In 2020, many of my friends and family ordered books and listened frantically to podcasts about race in America because of the events surrounding George Floyd’s death. In May 2020, a video circulated of officer Derek Chauvin suffocating George Floyd as he called out for his mother, leading to a flurry of protests and debates about the racial bias present in institutions. 

In those days, learning about the systematic injustice faced by Black Americans and calling for change felt popular. Everyone was doing it. Books like The New Jim Crow by Michelle Alexander, Why I’m No Longer Talking to White People About Race by Reni Eddo-Lodge, The Color of Law by Richard Rothstein, and How to be an Anti-Racist by Ibram X. Kendi filled our Amazon carts and library holds. 

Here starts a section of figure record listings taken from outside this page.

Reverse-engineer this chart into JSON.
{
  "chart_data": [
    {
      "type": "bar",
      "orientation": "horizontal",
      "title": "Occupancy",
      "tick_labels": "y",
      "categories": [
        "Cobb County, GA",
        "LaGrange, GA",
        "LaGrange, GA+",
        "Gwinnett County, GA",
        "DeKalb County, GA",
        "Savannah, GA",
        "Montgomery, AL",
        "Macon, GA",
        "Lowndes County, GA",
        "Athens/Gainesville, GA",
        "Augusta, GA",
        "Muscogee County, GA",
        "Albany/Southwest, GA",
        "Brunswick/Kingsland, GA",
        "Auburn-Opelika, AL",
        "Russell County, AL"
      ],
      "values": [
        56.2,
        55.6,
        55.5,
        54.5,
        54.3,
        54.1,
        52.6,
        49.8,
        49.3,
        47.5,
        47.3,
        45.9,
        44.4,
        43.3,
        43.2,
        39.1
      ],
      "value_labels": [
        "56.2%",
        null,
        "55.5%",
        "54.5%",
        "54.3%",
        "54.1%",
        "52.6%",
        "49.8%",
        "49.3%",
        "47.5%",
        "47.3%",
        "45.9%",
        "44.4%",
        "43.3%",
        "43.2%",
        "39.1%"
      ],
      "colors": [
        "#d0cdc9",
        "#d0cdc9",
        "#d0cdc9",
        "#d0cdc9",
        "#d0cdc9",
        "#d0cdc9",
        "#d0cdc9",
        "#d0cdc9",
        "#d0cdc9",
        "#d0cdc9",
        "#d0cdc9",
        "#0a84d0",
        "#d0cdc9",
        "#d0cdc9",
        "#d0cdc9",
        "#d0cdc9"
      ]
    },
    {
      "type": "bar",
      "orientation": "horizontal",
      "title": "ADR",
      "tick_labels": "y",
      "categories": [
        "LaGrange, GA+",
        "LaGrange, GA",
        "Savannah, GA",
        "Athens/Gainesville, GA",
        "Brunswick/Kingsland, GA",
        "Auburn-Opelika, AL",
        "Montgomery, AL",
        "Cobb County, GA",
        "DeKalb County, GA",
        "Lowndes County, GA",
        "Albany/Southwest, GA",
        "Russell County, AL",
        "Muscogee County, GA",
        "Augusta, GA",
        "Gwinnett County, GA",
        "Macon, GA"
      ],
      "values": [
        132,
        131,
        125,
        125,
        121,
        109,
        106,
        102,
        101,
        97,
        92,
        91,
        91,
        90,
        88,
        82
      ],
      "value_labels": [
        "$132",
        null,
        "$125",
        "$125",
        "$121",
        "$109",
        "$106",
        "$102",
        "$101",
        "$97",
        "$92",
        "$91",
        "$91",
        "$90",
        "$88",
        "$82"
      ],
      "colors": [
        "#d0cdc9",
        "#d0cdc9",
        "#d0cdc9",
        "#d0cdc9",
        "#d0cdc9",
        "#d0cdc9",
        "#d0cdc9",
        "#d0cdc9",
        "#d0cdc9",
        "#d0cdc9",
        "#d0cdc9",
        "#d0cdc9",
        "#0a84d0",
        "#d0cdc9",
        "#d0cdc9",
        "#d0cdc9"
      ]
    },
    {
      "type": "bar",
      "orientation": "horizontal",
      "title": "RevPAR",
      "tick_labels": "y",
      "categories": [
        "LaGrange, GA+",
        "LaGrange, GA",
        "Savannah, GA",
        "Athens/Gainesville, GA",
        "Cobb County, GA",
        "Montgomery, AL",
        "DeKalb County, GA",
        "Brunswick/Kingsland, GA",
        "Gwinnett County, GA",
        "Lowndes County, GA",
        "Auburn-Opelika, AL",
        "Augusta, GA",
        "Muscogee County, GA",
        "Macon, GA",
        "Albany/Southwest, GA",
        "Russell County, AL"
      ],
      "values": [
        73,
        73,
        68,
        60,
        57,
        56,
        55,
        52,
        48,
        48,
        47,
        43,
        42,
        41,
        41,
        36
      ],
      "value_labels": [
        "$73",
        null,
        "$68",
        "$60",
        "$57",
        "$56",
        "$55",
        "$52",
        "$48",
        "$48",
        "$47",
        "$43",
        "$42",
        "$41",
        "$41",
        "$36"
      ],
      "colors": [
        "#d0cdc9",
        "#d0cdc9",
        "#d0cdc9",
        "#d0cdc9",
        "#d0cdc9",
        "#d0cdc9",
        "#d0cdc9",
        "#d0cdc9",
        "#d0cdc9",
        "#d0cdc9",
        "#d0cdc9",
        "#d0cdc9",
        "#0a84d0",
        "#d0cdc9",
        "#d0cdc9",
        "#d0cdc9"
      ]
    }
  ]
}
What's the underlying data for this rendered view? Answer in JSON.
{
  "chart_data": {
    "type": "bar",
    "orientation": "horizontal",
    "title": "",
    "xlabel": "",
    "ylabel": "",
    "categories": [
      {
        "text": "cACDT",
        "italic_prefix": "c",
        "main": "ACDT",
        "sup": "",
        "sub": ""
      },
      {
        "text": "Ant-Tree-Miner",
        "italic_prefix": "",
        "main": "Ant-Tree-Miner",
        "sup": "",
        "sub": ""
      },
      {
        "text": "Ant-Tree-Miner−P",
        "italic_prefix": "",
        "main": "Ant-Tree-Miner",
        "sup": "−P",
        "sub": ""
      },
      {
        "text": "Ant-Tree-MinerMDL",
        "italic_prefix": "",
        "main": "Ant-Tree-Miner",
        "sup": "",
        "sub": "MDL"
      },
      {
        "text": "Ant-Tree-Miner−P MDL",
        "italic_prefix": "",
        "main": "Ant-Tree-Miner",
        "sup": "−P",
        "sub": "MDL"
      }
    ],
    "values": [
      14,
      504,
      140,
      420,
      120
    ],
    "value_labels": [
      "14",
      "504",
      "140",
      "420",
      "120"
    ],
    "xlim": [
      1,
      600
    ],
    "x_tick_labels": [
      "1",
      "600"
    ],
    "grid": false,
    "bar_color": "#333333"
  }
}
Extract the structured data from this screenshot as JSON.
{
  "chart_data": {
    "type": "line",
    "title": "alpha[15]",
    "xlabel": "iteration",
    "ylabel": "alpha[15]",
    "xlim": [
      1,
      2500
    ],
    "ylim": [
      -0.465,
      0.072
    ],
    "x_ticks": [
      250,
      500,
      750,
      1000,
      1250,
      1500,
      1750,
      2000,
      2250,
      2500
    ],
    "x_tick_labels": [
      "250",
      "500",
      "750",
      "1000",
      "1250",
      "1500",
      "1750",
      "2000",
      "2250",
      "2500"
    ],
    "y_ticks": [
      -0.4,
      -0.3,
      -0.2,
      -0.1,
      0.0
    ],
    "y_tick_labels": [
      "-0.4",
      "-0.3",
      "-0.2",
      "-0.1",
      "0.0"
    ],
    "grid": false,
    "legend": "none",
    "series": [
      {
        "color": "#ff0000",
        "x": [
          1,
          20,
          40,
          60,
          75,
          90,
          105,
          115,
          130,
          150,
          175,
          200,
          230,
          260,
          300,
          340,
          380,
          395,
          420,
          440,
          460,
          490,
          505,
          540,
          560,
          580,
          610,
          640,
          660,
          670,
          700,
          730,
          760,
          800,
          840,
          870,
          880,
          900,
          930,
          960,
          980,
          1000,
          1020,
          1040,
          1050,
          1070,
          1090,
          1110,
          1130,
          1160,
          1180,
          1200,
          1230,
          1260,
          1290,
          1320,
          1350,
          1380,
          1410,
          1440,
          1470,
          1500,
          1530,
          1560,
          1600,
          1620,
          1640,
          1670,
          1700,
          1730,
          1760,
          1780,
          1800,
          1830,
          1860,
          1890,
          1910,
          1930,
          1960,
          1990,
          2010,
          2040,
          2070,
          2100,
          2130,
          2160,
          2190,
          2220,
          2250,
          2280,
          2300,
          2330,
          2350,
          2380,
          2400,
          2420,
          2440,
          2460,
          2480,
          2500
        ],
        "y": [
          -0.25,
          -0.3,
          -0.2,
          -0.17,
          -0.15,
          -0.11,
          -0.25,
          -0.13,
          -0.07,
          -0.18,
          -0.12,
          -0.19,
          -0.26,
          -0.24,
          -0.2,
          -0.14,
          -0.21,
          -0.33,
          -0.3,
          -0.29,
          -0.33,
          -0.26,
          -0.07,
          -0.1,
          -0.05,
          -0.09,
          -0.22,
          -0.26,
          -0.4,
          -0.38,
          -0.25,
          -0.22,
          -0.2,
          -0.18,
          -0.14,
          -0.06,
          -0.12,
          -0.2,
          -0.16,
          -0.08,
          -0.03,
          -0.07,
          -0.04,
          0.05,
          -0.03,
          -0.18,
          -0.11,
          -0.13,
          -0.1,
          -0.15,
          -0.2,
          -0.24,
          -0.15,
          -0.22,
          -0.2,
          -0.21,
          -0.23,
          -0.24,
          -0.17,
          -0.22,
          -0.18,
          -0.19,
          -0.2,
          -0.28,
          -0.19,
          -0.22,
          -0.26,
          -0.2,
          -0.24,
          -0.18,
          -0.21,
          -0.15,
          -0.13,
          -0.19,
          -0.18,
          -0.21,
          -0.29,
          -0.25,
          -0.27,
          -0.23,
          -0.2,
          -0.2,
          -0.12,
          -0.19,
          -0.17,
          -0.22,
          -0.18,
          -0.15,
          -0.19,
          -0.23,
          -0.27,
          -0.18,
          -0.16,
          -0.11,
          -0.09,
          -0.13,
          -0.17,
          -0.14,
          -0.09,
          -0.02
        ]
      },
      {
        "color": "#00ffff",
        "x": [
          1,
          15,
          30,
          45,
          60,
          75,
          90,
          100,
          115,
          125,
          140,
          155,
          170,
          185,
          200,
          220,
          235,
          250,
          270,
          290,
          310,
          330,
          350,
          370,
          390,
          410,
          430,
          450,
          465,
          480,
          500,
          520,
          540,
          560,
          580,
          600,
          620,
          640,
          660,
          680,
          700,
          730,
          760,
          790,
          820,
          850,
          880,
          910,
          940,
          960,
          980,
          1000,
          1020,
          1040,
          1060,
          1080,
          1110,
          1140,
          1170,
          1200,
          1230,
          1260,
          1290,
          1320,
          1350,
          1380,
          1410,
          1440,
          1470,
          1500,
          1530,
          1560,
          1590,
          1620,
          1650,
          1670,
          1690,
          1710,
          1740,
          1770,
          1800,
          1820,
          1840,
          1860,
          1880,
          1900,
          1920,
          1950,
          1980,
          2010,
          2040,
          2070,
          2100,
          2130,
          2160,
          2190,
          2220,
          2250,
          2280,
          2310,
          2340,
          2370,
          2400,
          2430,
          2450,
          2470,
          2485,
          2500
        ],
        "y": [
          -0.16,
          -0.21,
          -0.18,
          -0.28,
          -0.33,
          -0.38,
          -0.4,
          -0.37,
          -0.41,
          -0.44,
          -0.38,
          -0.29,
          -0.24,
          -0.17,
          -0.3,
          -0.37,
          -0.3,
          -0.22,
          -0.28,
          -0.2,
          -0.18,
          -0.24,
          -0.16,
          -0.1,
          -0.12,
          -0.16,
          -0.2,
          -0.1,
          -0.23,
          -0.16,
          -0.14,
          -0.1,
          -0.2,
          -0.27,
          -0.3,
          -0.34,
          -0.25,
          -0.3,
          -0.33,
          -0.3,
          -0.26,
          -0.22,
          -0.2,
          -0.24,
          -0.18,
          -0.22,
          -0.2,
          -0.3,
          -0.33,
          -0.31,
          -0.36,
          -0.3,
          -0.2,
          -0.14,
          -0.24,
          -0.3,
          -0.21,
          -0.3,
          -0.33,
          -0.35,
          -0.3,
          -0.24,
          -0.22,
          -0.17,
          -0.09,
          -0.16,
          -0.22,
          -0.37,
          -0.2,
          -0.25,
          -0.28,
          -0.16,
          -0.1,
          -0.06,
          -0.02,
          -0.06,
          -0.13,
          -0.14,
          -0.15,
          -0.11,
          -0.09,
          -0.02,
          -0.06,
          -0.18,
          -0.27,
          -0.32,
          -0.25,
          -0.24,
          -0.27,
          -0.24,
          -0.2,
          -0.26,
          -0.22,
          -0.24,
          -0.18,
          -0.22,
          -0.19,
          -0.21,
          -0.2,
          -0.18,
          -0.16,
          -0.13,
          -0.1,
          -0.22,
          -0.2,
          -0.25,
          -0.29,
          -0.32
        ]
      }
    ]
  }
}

These days, many of those books have quietly disappeared from the shelves. For sure, there are those who continue to fight for racial equality. But the winds have changed, with some companies - like Conde Nast - landing on one side, while Google, Meta and Amazon disappear from the horizon. 

It’s easier to flip through beautiful images and call it a day, than to be a part of real, diverse communities.

It might seem obvious that brands are not the best source for our moral formation. But the fact is that many of them see themselves as culture-forming and mission-driven. If you don’t have something else to help form your idea of what the world should look like, why not Vogue, with its picture-perfect editorials, or Google, with its future-facing innovations? 

For me, my beliefs in diversity and racial justice come from something stronger: my Christian faith and the many Black men and women globally who share this faith with me. It was my reading of Black Liberation theologian James Cone that first showed me the depths of beauty I could gain by understanding my faith through someone else’s perspective. Cone was famous for his book which drew parallels between Jesus’s death on the cross by Roman crucifixion, and the deaths of many Black men by lynching in the American South. Cone stopped me in my tracks, making me rethink a key symbol of my faith. He said this: 

“The cross has been transformed into a harmless, non-offensive ornament that Christians wear around their necks. Rather than reminding us of the “cost of discipleship,” it has become a form of “cheap grace,” an easy way to salvation that doesn’t force us to confront the power of Christ’s message and mission. Until we can see the cross and the lynching tree together, until we can identify Christ with a “recrucified” black body hanging from a lynching tree, there can be no genuine understanding of Christian identity in America, and no deliverance from the brutal legacy of slavery and white supremacy.”

It won’t make it into a Vogue editorial anytime soon– but maybe that’s the point. 

A faith-based belief in justice comes with challenges. It can feel tiring to face a troubled history of racism in a religious institution. Existing in diverse, faith-based communities brings everything from awkward cultural differences to true and genuine disagreements. The global Anglican communion faces tension between white, liberal progressives in the UK who want to celebrate gay marriage in the Church of England, and an assemblage of Christians of colour in the Global South who maintain strong convictions about traditional views of marriage and gender. Our faith in Christ is the anchor that holds us together. But these are real disagreements; they’re not trivial, and there’s no easy way forward. 

It’s easier to flip through beautiful images and call it a day, than to be a part of real, diverse communities. And this is why we can’t rely on people like Anna Wintour to form our vision for the future. As nice and important as it is to promote diversity in models, photographers, and designers, ultimately Vogue will be shaped by what its editors and publishers think will sell on the newsstand.  

This is my plea for us all. Let’s not let the shifting tides of any company– Meta or Vogue– decide our ethical convictions towards justice. Let’s rely on something stronger.